Wenn das der Fall ist, lassen wir beim Spargel unsere Lieblingsrebsorte Riesling im Weinkeller oft liegen und entscheiden uns für eine säureärmere und etwas würzigere Scheurebe.
Mag man Silvaner oder Grauburgunder liegt man in der Kombination mit den meisten Spargelgerichten ebenso richtig.
Zu Spargelgerichten mit würzigem Fleisch wie Bratwürstchen oder anderen ausdrucksstarken Komponenten passt auch gut ein kühles Bier.
Weißer Spargel aus der Pfanne mit Mascarpone
Dank einer Empfehlung sind wir auf ein Weingut in Graubünden aufmerksam geworden, das einen sehr geschätzten Spargel anbaut.
Der Spargel wird ebenso unter schwarzer Folie gehalten, man verzichtet hier jedoch auf die Erdwälle, so dass der Spargel mehr Sonne und damit Farbanteile erhält.
Der Spargel wird nur vor Ort, im Schloss Reichenau und in nahegelegenen Läden verkauft, so dass wir ihn leider nicht testen konnten.
Ausprobiert haben wir jedoch das Rezept, das Gian-Battista von Tscharner, der Besitzer des Weingutes und Spargelhofs empfiehlt, denn es schien uns mit seinen wenigen Zutaten sehr attraktiv.

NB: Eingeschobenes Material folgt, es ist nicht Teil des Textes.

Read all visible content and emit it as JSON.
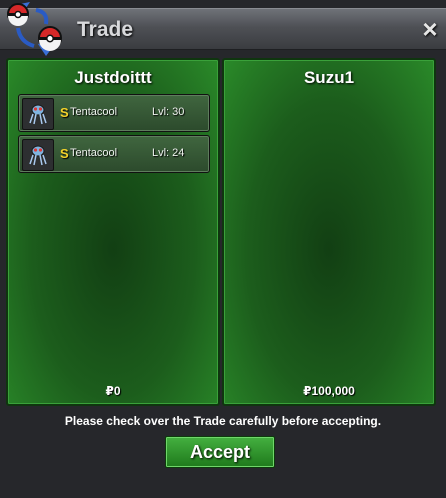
{
  "window": {
    "title": "Trade",
    "close_label": "×"
  },
  "left_panel": {
    "name": "Justdoittt",
    "items": [
      {
        "shiny_mark": "S",
        "name": "Tentacool",
        "level": "Lvl: 30"
      },
      {
        "shiny_mark": "S",
        "name": "Tentacool",
        "level": "Lvl: 24"
      }
    ],
    "money": "₽0"
  },
  "right_panel": {
    "name": "Suzu1",
    "money": "₽100,000"
  },
  "footer": {
    "notice": "Please check over the Trade carefully before accepting.",
    "accept_label": "Accept"
  }
}
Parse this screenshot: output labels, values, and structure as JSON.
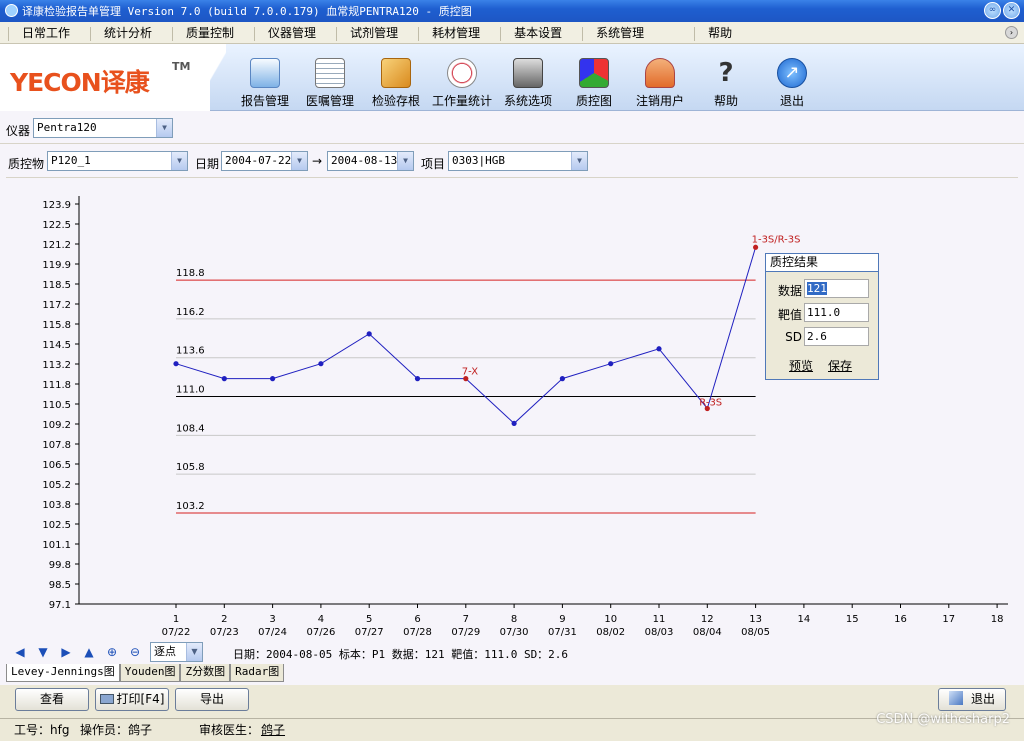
{
  "window": {
    "title": "译康检验报告单管理 Version 7.0 (build 7.0.0.179) 血常规PENTRA120 - 质控图"
  },
  "menu": {
    "items": [
      "日常工作",
      "统计分析",
      "质量控制",
      "仪器管理",
      "试剂管理",
      "耗材管理",
      "基本设置",
      "系统管理",
      "帮助"
    ]
  },
  "logo": {
    "text": "YECON译康",
    "tm": "TM"
  },
  "toolbar": {
    "buttons": [
      {
        "label": "报告管理",
        "icon": "report-icon"
      },
      {
        "label": "医嘱管理",
        "icon": "order-icon"
      },
      {
        "label": "检验存根",
        "icon": "box-icon"
      },
      {
        "label": "工作量统计",
        "icon": "clock-chart-icon"
      },
      {
        "label": "系统选项",
        "icon": "settings-icon"
      },
      {
        "label": "质控图",
        "icon": "cubes-icon"
      },
      {
        "label": "注销用户",
        "icon": "user-logout-icon"
      },
      {
        "label": "帮助",
        "icon": "question-icon"
      },
      {
        "label": "退出",
        "icon": "exit-arrow-icon"
      }
    ]
  },
  "filters": {
    "instrument_label": "仪器",
    "instrument_value": "Pentra120",
    "qc_label": "质控物",
    "qc_value": "P120_1",
    "date_label": "日期",
    "date_from": "2004-07-22",
    "arrow": "→",
    "date_to": "2004-08-13",
    "item_label": "项目",
    "item_value": "0303|HGB"
  },
  "chart_data": {
    "type": "line",
    "y_ticks": [
      "123.9",
      "122.5",
      "121.2",
      "119.9",
      "118.5",
      "117.2",
      "115.8",
      "114.5",
      "113.2",
      "111.8",
      "110.5",
      "109.2",
      "107.8",
      "106.5",
      "105.2",
      "103.8",
      "102.5",
      "101.1",
      "99.8",
      "98.5",
      "97.1"
    ],
    "ylim": [
      97.1,
      123.9
    ],
    "x_numbers": [
      "1",
      "2",
      "3",
      "4",
      "5",
      "6",
      "7",
      "8",
      "9",
      "10",
      "11",
      "12",
      "13",
      "14",
      "15",
      "16",
      "17",
      "18"
    ],
    "x_dates": [
      "07/22",
      "07/23",
      "07/24",
      "07/26",
      "07/27",
      "07/28",
      "07/29",
      "07/30",
      "07/31",
      "08/02",
      "08/03",
      "08/04",
      "08/05"
    ],
    "reference_lines": [
      {
        "label": "118.8",
        "value": 118.8,
        "color": "#d62020"
      },
      {
        "label": "116.2",
        "value": 116.2,
        "color": "#c8c8c8"
      },
      {
        "label": "113.6",
        "value": 113.6,
        "color": "#c8c8c8"
      },
      {
        "label": "111.0",
        "value": 111.0,
        "color": "#000000"
      },
      {
        "label": "108.4",
        "value": 108.4,
        "color": "#c8c8c8"
      },
      {
        "label": "105.8",
        "value": 105.8,
        "color": "#c8c8c8"
      },
      {
        "label": "103.2",
        "value": 103.2,
        "color": "#d62020"
      }
    ],
    "series": [
      {
        "values": [
          113.2,
          112.2,
          112.2,
          113.2,
          115.2,
          112.2,
          112.2,
          109.2,
          112.2,
          113.2,
          114.2,
          110.2,
          121.0
        ],
        "color": "#2020c0"
      }
    ],
    "violations": [
      {
        "index": 6,
        "label": "7-X"
      },
      {
        "index": 11,
        "label": "R-3S"
      },
      {
        "index": 12,
        "label": "1-3S/R-3S"
      }
    ],
    "violation_color": "#c02020"
  },
  "qc_popup": {
    "title": "质控结果",
    "data_label": "数据",
    "data_value": "121",
    "target_label": "靶值",
    "target_value": "111.0",
    "sd_label": "SD",
    "sd_value": "2.6",
    "preview": "预览",
    "save": "保存"
  },
  "nav": {
    "mode_value": "逐点",
    "status": "日期：2004-08-05 标本：P1 数据：121 靶值：111.0 SD：2.6"
  },
  "tabs": [
    "Levey-Jennings图",
    "Youden图",
    "Z分数图",
    "Radar图"
  ],
  "buttons": {
    "view": "查看",
    "print": "打印[F4]",
    "export": "导出",
    "exit": "退出"
  },
  "statusbar": {
    "worker_id": "工号：hfg",
    "operator": "操作员：鸽子",
    "reviewer_label": "审核医生：",
    "reviewer_value": "鸽子"
  },
  "watermark": "CSDN @withcsharp2"
}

Seine Empfehlung der Zubereitung geht schnell und schmeckt köstlich, allerdings benötigt der Spargel, selbst wenn er sehr frisch ist, eine längere Garzeit als im Ursprungsrezept angegeben. Hier die GloriousMe Version:
Zutaten für 2 Personen als Beilage
8 Stangen weißer Spargel, geschält und gewaschen, mittlere Stärke
2 Esslöffel Butter
100 Gramm Mascarpone
Maldonsalz, Pfeffer
4 Stangen Frühlingszwiebeln
Die Spargelstangen in 3-4 cm lange Stücke schneiden. Butter in einer großen Pfanne aufschäumen lassen und die Spargelstücke darin bei milder Hitze schmoren lassen. Die Pfanne am besten zudecken.
Je nach Spargeldurchmesser benötigt der Spargel etwa 10 Minuten. Sobald der Spargel erster leichte bräunliche Spuren zeigt, Mascarpone hinzugeben und noch 2-3 Minuten weiter schmoren lassen. Mit Maldonsalz und Pfeffer würzen.
Kurz vor dem Servieren die in kleine Ringe geschnitten Frühlingszwiebeln darunterheben.
Dazu passt ein schönes Glas Weißwein, gekochter Schinken und ein fränkisches Brot mit Kümmel.
Falls Sie Gian-Battista beim Genuss in der Küche sehen wollen, geht es hier entlang.
Spargel im Homeoffice
Weißer Spargel hat den großen Vorteil, dass sich aus den Schalen und Enden der Spargelsud kochen lässt, der am nächsten Tag eine schnelle Suppe im Homeoffice ermöglicht.
Mehr Farbe im Leben lässt sich auch beim Thema Spargel praktizieren. Es kann, muss nicht immer der weiße Spargel sein.
Und wenn es nach unserer Vorliebe geht, dann können zukünftige Spargelzüchtungen gerne wieder mehr Charakter zeigen, damit aus der alten Liebe eine neue wird.